P4-05: Learning Unsupervised Hierarchies of Audio Concepts
Afchar, Darius*, Hennequin, Romain, Guigue, Vincent
Subjects (starting with primary): MIR fundamentals and methodology -> music signal processing ; Domain knowledge -> representations of music ; Musical features and properties -> musical style and genre ; MIR tasks -> automatic classification ; Domain knowledge -> machine learning/artificial intelligence for music ; Musical features and properties -> musical affect, emotion and mood
Presented In-person, in Bengaluru: 4-minute short-format presentation
Music signals are difficult to interpret from their low-level features, perhaps even more than images: e.g. highlighting part of a spectrogram or an image is often insufficient to convey high-level ideas that are genuinely relevant to humans. In computer vision, concept learning was therein proposed to adjust explanations to the right abstraction level (e.g. detect clinical concepts from radiographs). These methods have yet to be used for MIR.
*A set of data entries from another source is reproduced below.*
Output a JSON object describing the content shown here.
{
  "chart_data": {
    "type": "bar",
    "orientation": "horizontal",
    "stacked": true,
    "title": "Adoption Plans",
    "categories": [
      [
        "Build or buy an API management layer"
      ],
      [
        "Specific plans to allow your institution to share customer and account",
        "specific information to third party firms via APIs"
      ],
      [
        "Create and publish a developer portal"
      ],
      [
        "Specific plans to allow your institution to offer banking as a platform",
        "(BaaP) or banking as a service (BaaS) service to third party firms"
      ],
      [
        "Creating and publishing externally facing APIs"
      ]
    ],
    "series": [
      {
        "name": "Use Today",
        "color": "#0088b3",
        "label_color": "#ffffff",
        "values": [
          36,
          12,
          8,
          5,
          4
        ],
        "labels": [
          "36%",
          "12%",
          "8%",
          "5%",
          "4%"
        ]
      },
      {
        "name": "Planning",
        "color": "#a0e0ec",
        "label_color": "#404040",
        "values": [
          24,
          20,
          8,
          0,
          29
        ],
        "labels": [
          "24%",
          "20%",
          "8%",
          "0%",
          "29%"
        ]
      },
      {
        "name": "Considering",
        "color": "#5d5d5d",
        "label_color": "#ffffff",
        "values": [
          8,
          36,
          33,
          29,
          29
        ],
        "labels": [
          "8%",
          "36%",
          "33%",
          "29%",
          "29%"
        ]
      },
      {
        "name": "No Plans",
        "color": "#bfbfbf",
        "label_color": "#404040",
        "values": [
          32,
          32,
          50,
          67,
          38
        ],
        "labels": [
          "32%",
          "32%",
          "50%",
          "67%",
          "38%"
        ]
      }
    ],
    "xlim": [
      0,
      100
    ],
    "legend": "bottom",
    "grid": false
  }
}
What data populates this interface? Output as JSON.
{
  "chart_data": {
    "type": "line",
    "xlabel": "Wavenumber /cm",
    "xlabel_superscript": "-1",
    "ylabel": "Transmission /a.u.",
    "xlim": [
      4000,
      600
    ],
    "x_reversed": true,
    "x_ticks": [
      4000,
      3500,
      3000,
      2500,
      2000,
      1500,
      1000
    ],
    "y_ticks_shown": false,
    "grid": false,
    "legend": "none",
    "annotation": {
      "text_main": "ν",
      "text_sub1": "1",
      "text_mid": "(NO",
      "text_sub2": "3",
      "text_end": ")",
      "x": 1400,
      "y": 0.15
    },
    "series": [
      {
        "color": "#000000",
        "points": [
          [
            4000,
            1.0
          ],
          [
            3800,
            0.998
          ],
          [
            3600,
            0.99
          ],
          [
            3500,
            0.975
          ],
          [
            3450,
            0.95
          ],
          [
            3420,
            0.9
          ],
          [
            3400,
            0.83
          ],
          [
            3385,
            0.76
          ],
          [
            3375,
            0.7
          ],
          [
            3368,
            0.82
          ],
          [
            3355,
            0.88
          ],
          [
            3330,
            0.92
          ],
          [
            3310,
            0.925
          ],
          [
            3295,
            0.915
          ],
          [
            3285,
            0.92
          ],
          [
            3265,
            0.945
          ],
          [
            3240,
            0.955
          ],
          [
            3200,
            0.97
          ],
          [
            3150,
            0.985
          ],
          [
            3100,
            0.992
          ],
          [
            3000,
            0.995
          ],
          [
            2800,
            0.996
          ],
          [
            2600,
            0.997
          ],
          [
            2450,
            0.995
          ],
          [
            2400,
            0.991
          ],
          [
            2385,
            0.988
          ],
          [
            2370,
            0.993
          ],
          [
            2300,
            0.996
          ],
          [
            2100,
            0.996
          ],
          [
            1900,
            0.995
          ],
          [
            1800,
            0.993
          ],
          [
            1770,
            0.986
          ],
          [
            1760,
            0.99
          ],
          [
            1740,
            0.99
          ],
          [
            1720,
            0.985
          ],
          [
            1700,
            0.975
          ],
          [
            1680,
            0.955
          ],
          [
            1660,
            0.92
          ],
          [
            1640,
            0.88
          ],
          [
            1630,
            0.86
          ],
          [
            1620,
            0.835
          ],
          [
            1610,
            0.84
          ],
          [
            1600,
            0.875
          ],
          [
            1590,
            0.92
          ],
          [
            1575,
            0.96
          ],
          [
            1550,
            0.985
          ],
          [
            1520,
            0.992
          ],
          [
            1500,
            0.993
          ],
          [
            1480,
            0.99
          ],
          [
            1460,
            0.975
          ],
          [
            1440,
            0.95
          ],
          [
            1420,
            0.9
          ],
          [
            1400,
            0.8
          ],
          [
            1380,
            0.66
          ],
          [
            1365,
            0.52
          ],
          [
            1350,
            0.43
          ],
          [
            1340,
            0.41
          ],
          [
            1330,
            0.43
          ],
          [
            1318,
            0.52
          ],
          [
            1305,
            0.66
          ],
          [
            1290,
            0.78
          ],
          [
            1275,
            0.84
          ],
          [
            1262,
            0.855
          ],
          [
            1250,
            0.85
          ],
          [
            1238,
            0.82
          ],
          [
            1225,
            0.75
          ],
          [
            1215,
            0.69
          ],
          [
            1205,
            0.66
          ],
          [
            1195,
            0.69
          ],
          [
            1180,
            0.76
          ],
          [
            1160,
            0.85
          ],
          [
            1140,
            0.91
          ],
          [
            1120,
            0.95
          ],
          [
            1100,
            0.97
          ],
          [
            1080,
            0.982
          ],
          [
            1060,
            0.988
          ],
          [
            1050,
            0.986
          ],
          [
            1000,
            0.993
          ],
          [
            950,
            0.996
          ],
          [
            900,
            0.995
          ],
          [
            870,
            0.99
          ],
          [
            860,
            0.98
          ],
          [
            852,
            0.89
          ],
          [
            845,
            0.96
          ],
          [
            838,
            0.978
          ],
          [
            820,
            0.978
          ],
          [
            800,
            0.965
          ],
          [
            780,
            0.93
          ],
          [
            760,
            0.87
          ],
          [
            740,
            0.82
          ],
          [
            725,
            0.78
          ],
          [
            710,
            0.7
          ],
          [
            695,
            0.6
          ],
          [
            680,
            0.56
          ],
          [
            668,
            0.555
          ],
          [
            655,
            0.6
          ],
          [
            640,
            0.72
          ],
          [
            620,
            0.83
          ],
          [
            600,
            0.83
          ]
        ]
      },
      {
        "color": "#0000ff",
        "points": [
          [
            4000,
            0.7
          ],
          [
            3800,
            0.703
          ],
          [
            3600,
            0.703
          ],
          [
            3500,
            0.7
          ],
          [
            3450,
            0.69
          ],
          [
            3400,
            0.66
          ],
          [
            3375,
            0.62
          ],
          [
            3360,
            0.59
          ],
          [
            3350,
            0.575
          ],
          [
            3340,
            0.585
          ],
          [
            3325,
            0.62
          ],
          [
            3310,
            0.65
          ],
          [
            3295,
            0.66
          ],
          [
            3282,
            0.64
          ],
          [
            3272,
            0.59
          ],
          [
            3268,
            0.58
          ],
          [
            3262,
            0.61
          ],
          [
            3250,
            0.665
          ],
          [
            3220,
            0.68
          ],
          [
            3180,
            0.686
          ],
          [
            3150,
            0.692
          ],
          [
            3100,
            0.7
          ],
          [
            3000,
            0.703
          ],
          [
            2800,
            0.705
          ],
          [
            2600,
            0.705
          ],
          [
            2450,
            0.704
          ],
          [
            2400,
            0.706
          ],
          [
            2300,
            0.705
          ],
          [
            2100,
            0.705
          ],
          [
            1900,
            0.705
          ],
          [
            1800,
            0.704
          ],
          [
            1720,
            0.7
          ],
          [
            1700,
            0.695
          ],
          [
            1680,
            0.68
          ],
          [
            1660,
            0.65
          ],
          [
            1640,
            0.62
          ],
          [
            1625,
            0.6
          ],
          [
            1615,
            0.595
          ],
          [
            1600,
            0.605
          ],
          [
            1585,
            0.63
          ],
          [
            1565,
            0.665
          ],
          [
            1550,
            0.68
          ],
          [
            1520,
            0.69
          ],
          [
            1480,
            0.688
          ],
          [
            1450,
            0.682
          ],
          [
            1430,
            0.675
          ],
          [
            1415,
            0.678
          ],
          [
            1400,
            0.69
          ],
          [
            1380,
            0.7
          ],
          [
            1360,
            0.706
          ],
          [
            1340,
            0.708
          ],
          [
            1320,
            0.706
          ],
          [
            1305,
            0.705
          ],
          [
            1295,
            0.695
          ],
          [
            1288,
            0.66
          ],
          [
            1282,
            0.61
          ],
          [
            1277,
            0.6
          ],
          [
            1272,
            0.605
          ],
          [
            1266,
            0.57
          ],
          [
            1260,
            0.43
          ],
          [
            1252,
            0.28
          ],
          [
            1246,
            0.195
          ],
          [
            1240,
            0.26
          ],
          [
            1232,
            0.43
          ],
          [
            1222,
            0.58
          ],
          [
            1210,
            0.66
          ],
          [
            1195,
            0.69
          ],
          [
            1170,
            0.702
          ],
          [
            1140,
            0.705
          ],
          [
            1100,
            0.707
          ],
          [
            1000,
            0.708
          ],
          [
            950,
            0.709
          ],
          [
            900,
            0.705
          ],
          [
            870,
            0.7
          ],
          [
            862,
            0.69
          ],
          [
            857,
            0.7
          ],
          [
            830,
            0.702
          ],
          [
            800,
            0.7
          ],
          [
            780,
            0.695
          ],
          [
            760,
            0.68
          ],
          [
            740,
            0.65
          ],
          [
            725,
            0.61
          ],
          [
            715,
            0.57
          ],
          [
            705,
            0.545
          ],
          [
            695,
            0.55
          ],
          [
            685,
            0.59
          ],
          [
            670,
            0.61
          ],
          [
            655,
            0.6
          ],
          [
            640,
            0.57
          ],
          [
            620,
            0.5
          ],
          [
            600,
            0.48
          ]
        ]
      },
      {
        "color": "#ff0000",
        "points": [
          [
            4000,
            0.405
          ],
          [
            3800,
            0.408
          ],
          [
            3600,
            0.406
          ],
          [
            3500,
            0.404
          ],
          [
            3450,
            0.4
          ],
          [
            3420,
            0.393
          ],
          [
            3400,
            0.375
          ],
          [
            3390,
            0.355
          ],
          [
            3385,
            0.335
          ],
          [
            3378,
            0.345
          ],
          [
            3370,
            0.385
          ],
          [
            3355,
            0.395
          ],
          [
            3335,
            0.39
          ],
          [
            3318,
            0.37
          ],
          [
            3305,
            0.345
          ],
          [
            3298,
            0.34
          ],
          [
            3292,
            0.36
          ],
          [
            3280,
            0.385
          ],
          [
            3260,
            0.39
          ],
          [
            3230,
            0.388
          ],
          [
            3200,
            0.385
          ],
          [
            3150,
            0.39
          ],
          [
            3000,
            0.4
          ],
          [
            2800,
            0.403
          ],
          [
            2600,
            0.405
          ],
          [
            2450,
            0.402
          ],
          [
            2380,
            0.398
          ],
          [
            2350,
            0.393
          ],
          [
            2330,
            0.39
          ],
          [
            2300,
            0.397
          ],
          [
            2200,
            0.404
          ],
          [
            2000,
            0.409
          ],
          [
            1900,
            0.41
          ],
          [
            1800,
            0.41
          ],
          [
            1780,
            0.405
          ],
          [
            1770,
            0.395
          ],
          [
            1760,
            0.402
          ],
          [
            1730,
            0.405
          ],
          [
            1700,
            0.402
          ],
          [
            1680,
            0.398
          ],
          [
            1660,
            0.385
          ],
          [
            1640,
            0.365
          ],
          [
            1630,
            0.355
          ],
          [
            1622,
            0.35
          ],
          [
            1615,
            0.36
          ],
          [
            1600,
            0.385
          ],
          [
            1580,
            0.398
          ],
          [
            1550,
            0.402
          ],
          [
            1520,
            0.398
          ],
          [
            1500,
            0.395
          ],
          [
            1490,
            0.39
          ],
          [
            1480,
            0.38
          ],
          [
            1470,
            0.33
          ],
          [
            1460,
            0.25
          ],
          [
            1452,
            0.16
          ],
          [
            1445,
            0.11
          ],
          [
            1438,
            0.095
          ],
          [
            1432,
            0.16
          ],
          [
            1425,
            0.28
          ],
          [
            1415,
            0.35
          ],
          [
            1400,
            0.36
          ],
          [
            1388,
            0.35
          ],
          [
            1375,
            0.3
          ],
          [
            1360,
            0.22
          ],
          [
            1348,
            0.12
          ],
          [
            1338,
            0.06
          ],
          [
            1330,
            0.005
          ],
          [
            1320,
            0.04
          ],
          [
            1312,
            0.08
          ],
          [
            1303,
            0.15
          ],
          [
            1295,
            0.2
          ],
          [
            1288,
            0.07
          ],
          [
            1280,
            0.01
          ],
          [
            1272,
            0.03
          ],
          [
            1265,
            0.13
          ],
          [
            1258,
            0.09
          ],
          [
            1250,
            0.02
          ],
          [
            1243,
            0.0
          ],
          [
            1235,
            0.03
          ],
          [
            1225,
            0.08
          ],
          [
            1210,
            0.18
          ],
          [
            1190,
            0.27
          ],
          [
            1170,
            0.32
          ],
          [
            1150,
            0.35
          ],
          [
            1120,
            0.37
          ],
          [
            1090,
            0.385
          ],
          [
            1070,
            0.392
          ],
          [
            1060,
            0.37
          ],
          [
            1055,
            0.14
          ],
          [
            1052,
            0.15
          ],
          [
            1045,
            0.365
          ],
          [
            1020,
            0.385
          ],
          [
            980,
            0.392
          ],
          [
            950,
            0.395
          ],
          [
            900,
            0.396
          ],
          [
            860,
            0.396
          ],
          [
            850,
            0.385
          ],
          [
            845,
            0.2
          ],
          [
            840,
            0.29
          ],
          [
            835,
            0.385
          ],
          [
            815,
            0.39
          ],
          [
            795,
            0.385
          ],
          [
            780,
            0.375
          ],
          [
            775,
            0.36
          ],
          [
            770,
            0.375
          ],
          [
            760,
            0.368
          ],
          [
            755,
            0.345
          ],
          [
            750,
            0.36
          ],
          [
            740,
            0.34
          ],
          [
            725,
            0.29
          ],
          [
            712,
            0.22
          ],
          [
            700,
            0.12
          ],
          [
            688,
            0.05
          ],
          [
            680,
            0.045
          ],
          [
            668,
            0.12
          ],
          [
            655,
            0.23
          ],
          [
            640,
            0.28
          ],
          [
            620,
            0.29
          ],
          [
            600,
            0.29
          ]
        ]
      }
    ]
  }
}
In this paper, we adapt concept learning to the realm of music, with its particularities. For instance, music concepts are typically non-independent and of mixed nature (e.g. genre, instruments, mood), unlike previous work that assumed disentangled concepts.
We propose a method to learn numerous music concepts from audio and then automatically hierarchise them to expose their mutual relationships. We conduct experiments on datasets of playlists from a music streaming service, serving as a few annotated examples for diverse concepts. Evaluations show that the mined hierarchies are aligned with both ground-truth hierarchies of concepts -- when available -- and with proxy sources of concept similarity in the general case.